In the province of Quebec nine tenths of the people are French-speaking Catholics. Every village supports a large church, every house contains a picture of the Virgin Mary, and every road has its wayside shrine.
In the heart of the business and financial districts of Montreal is the Place d’Armes, once the site of a stockade and the scene of Indian fights. There stands the church of Notre Dame, one of the largest in all America.
One of the Redemptorists, the Director of Pilgrimages, told me much that was interesting about Ste. Anne and her shrine. He gave me also a copy of the Order’s advice on “how to make a good pilgrimage.” This booklet urges the pilgrim to hear Holy Mass as soon as possible. It says that “the greatest number of miraculous cures or favours are obtained at the Shrine after a fervent Communion.”
“After Holy Communion,” the Order’s advices continue, “the act most agreeable to Sainte Anne and the one most calculated to gain her favours, is the veneration of her relic.”

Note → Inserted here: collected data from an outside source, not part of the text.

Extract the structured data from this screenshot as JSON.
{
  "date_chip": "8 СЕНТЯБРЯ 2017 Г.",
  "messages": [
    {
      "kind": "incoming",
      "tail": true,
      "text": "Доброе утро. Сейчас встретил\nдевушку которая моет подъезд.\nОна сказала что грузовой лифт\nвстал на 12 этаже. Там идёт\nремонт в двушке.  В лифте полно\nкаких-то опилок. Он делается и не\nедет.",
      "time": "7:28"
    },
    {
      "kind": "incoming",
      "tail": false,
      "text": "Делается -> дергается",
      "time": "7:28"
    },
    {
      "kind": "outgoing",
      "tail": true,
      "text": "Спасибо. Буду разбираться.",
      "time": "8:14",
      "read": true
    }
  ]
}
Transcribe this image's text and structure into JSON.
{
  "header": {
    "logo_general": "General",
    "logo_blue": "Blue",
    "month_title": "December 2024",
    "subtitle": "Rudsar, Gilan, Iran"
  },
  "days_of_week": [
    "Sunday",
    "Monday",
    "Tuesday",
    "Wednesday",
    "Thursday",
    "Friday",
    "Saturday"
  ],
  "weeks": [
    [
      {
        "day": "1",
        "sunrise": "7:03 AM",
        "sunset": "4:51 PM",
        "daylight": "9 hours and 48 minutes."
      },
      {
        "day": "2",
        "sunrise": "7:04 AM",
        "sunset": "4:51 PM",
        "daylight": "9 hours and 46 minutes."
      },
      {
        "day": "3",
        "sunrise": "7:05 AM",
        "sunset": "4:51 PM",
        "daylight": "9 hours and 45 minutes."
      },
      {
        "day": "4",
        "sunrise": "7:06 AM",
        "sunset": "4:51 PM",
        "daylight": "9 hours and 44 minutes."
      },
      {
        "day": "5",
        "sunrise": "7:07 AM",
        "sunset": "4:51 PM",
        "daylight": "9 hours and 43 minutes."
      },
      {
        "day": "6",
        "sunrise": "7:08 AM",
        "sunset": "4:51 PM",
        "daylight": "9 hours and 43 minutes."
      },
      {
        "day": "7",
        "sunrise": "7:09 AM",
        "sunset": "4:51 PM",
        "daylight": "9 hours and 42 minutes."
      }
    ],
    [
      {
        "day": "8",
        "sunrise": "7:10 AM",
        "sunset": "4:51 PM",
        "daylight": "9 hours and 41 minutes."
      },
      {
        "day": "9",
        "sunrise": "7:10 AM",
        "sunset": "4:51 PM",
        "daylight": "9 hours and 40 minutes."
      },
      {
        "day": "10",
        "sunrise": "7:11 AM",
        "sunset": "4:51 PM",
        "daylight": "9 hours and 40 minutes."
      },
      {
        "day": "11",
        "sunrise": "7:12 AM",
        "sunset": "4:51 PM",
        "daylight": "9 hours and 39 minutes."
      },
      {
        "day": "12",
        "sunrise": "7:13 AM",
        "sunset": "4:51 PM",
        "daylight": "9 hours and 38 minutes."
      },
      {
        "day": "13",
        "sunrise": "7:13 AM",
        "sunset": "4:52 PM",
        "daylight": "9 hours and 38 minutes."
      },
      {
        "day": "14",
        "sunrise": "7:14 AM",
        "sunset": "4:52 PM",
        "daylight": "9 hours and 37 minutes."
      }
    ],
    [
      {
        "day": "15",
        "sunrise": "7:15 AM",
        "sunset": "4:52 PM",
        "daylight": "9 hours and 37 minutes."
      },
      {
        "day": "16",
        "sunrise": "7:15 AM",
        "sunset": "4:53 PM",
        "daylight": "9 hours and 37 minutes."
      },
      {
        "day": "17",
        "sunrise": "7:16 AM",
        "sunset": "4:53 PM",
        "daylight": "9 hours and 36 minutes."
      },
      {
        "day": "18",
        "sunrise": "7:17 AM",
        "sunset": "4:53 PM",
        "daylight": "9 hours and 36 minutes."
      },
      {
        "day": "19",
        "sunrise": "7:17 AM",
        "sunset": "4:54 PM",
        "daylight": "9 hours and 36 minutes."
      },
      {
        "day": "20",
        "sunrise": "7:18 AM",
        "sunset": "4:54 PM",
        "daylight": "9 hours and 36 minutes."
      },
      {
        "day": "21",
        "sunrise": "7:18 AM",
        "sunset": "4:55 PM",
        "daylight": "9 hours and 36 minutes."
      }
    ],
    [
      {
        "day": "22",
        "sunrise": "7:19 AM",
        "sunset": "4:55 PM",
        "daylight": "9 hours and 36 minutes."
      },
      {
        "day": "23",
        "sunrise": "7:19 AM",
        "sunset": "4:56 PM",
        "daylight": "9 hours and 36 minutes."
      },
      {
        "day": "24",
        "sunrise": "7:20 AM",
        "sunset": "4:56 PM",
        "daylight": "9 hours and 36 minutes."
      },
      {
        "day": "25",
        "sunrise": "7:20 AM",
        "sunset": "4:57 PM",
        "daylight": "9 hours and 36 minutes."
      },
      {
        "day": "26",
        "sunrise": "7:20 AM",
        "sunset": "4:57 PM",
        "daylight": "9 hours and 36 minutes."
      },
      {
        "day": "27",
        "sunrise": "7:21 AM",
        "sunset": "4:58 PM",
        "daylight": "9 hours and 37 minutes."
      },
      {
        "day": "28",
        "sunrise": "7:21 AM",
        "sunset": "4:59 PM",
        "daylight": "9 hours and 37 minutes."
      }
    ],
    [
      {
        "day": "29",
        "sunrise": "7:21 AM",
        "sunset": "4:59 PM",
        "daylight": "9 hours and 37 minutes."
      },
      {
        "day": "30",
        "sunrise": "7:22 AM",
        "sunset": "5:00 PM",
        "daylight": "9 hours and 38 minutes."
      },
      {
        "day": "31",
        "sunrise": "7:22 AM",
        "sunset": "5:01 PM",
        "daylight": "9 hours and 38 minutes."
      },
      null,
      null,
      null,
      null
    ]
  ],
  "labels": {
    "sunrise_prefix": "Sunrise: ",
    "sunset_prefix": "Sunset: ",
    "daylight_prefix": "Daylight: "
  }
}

The act of veneration is performed by pilgrims kneeling before the shrine containing the piece of Ste. Anne’s wrist bone. It is then that most of the cures are proclaimed. The people kneel in prayer as close to the shrine as the number of worshippers will permit. Those who experience a cure spring up in great joy and cast at the feet of the saint’s statue their crutches or other evidence of their former affliction. In the church I saw perhaps fifty crutches, canes, and sticks left there this summer by grateful pilgrims. At the back of the church I saw cases filled with spectacles, leg braces, and body harnesses, and even a couple of wheel chairs, all abandoned by pilgrims. One rack was filled with tobacco pipes, evidence of promises to give up smoking in return for the saint’s favours.
The miraculous statue of Ste. Anne, before which the pilgrims kneel, represents the saint holding in her arms the infant Christ. On her head is a diadem of gold and precious stones, the gifts of the devout. Below the statue is a slot marked “petitions.” Pilgrims having special favours to ask of Ste. Anne write them on slips of paper and drop them into the box. After three or four months, they are taken out and burned. On the day of my visit the holy relic was not in its usual place in the church, but in the chapel of the monastery, a fireproof building, where it had been moved for safekeeping. It was there that I gazed upon the bit of bone. The relic is encased in a box of solid gold and is encircled by a broad gold band, about the size of a napkin ring, set with twenty-eight diamonds. The box is studded with gems and inlaid with richly coloured enamels. All the precious stones came from jewellery given by pilgrims.
I visited also the “Grotto of the Passion.” This contains three groups of figures, representing events in the life of Christ. In front of the central group is a large, shallow pan, partly filled with water and dotted with the stumps of candles lighted and set there by pilgrims to burn until extinguished by the water. The Grotto is in the lower part of a wooden structure that looks like a church, built on the side of the hill. Above is the “Scala Sancta,” or sacred stairway. Large signs warn visitors that these stairs, which represent those in Pilate’s house, are to be ascended only on the knees. There are twenty-eight steps, and those who go up are supposed to pause on each one and repeat a prayer. As I reverently mounted the steps, one by one, I was reminded of the Scala Sancta in Rome, which I climbed in the same way some years ago. It is a flight of twenty-eight marble steps from the palace of Pilate at Jerusalem, up which our Saviour is said to have climbed. It was brought to Rome toward the end of the period of the crusades, and may be ascended only on the knees.
The stairway at Beaupré is often the scene of miraculous cures, but none occurred while I was there. At the top the pilgrims kneel again and make their devotions, ending with the words, “Good Sainte Anne, pray for us.”